2.6 Antibacterial small-molecule drugs prediction
The final SVM, RF, and MLP models were built using the benchmark dataset with the optimal parameters. All these three models were used to predict antibacterial activity for approved small-molecule drugs. We compared the prediction performance of a single model and a combination of different models. The candidate antibacterial drugs were defined as the drugs that showed antibacterial activity in all the SVM, RF, and MLP models. Drug information was acquired from the DrugBank database (https://www.drugbank.ca/) [33]. We first filtered the drugs with approved status but not withdrawn yet, then removed the drugs with molecular weight ≥ 1000. Finally, 2315 approved small-molecule drugs were screened to perform antibacterial activity prediction. The predicted active antibacterial drugs excluding FDA approved antibacterial drugs were defined as novel antibacterial drugs.

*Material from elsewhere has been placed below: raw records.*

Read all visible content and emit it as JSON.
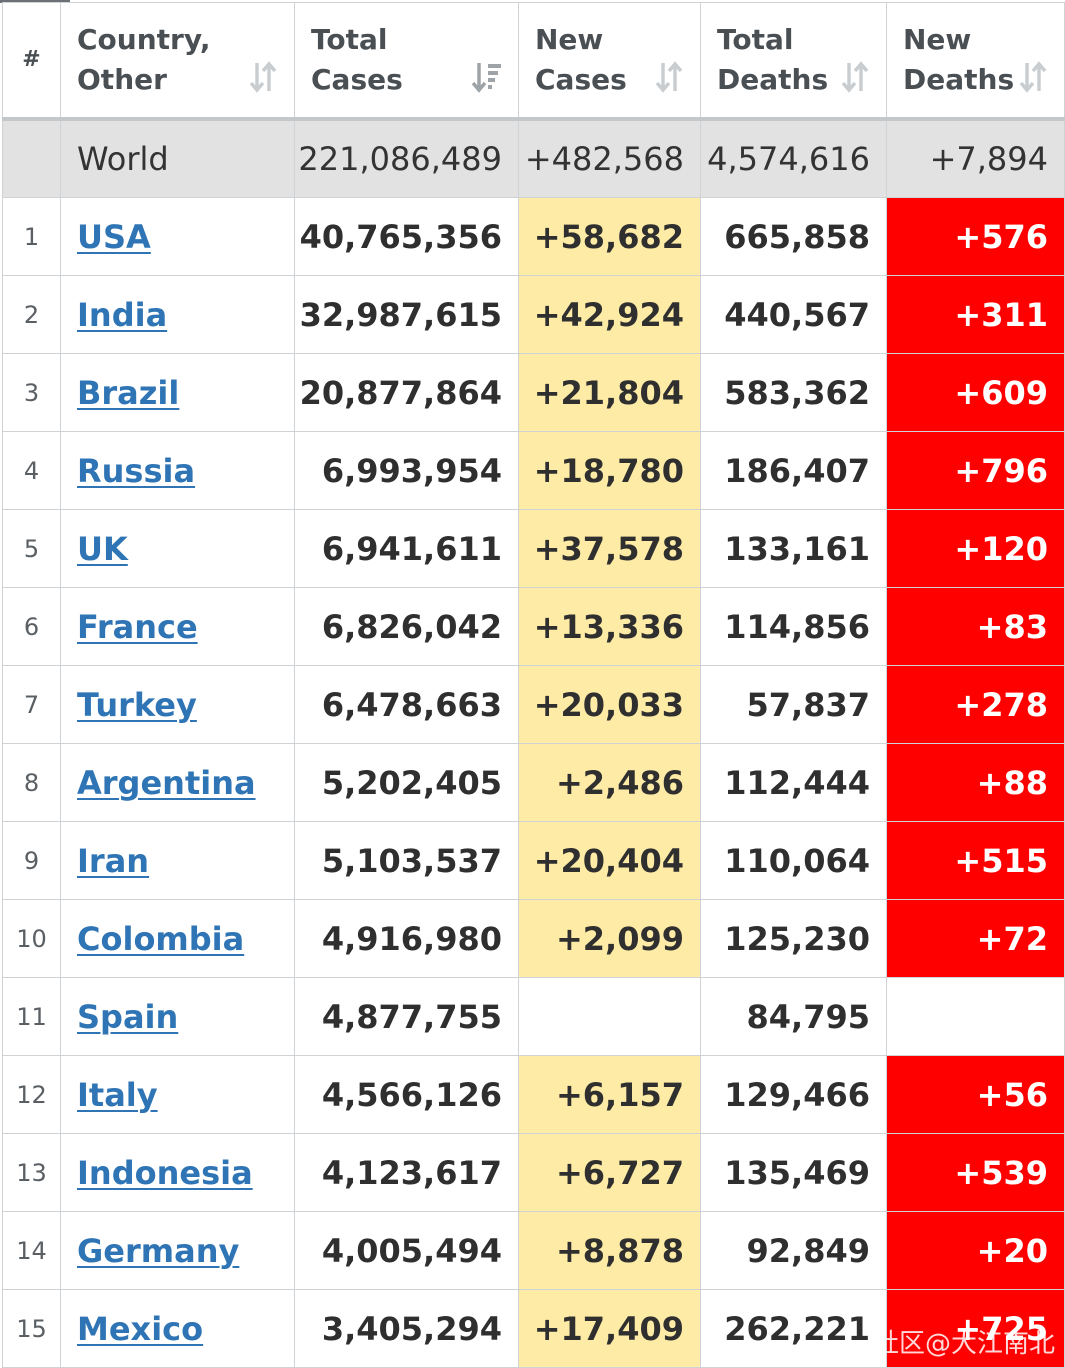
{
  "header": {
    "rank": "#",
    "country": [
      "Country,",
      "Other"
    ],
    "total_cases": [
      "Total",
      "Cases"
    ],
    "new_cases": [
      "New",
      "Cases"
    ],
    "total_deaths": [
      "Total",
      "Deaths"
    ],
    "new_deaths": [
      "New",
      "Deaths"
    ],
    "sort_icon": "sort-arrows-icon",
    "active_sort_icon": "sort-descending-icon"
  },
  "world": {
    "country": "World",
    "total_cases": "221,086,489",
    "new_cases": "+482,568",
    "total_deaths": "4,574,616",
    "new_deaths": "+7,894"
  },
  "rows": [
    {
      "rank": "1",
      "country": "USA",
      "total_cases": "40,765,356",
      "new_cases": "+58,682",
      "total_deaths": "665,858",
      "new_deaths": "+576"
    },
    {
      "rank": "2",
      "country": "India",
      "total_cases": "32,987,615",
      "new_cases": "+42,924",
      "total_deaths": "440,567",
      "new_deaths": "+311"
    },
    {
      "rank": "3",
      "country": "Brazil",
      "total_cases": "20,877,864",
      "new_cases": "+21,804",
      "total_deaths": "583,362",
      "new_deaths": "+609"
    },
    {
      "rank": "4",
      "country": "Russia",
      "total_cases": "6,993,954",
      "new_cases": "+18,780",
      "total_deaths": "186,407",
      "new_deaths": "+796"
    },
    {
      "rank": "5",
      "country": "UK",
      "total_cases": "6,941,611",
      "new_cases": "+37,578",
      "total_deaths": "133,161",
      "new_deaths": "+120"
    },
    {
      "rank": "6",
      "country": "France",
      "total_cases": "6,826,042",
      "new_cases": "+13,336",
      "total_deaths": "114,856",
      "new_deaths": "+83"
    },
    {
      "rank": "7",
      "country": "Turkey",
      "total_cases": "6,478,663",
      "new_cases": "+20,033",
      "total_deaths": "57,837",
      "new_deaths": "+278"
    },
    {
      "rank": "8",
      "country": "Argentina",
      "total_cases": "5,202,405",
      "new_cases": "+2,486",
      "total_deaths": "112,444",
      "new_deaths": "+88"
    },
    {
      "rank": "9",
      "country": "Iran",
      "total_cases": "5,103,537",
      "new_cases": "+20,404",
      "total_deaths": "110,064",
      "new_deaths": "+515"
    },
    {
      "rank": "10",
      "country": "Colombia",
      "total_cases": "4,916,980",
      "new_cases": "+2,099",
      "total_deaths": "125,230",
      "new_deaths": "+72"
    },
    {
      "rank": "11",
      "country": "Spain",
      "total_cases": "4,877,755",
      "new_cases": "",
      "total_deaths": "84,795",
      "new_deaths": ""
    },
    {
      "rank": "12",
      "country": "Italy",
      "total_cases": "4,566,126",
      "new_cases": "+6,157",
      "total_deaths": "129,466",
      "new_deaths": "+56"
    },
    {
      "rank": "13",
      "country": "Indonesia",
      "total_cases": "4,123,617",
      "new_cases": "+6,727",
      "total_deaths": "135,469",
      "new_deaths": "+539"
    },
    {
      "rank": "14",
      "country": "Germany",
      "total_cases": "4,005,494",
      "new_cases": "+8,878",
      "total_deaths": "92,849",
      "new_deaths": "+20"
    },
    {
      "rank": "15",
      "country": "Mexico",
      "total_cases": "3,405,294",
      "new_cases": "+17,409",
      "total_deaths": "262,221",
      "new_deaths": "+725"
    }
  ],
  "colors": {
    "new_cases_fill": "#fdeba6",
    "new_deaths_fill": "#ff0000",
    "link": "#2f75b5",
    "world_row": "#e2e2e2"
  },
  "watermark": "社区@大江南北"
}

2.7 Structural similarity analysis
FP2 molecular fingerprint similarity was calculated among all novel antibacterial drugs and FDA approved antibacterial drugs. The overlap between fingerprints is quantified as a measure of molecular similarity using the Tanimoto coefficient (Tc). The predicted drugs with average and maximum molecular fingerprint similarity less than 0.1 and 0.2 were considered to be structurally novel. Furthermore, previous literature reported several core scaffolds shared by most antibacterial compounds [22]. The flexible maximum common substructure algorithms in the fmcsR package [34] in R was used to identify whether the core scaffolds exist in the predicted antibacterial drugs.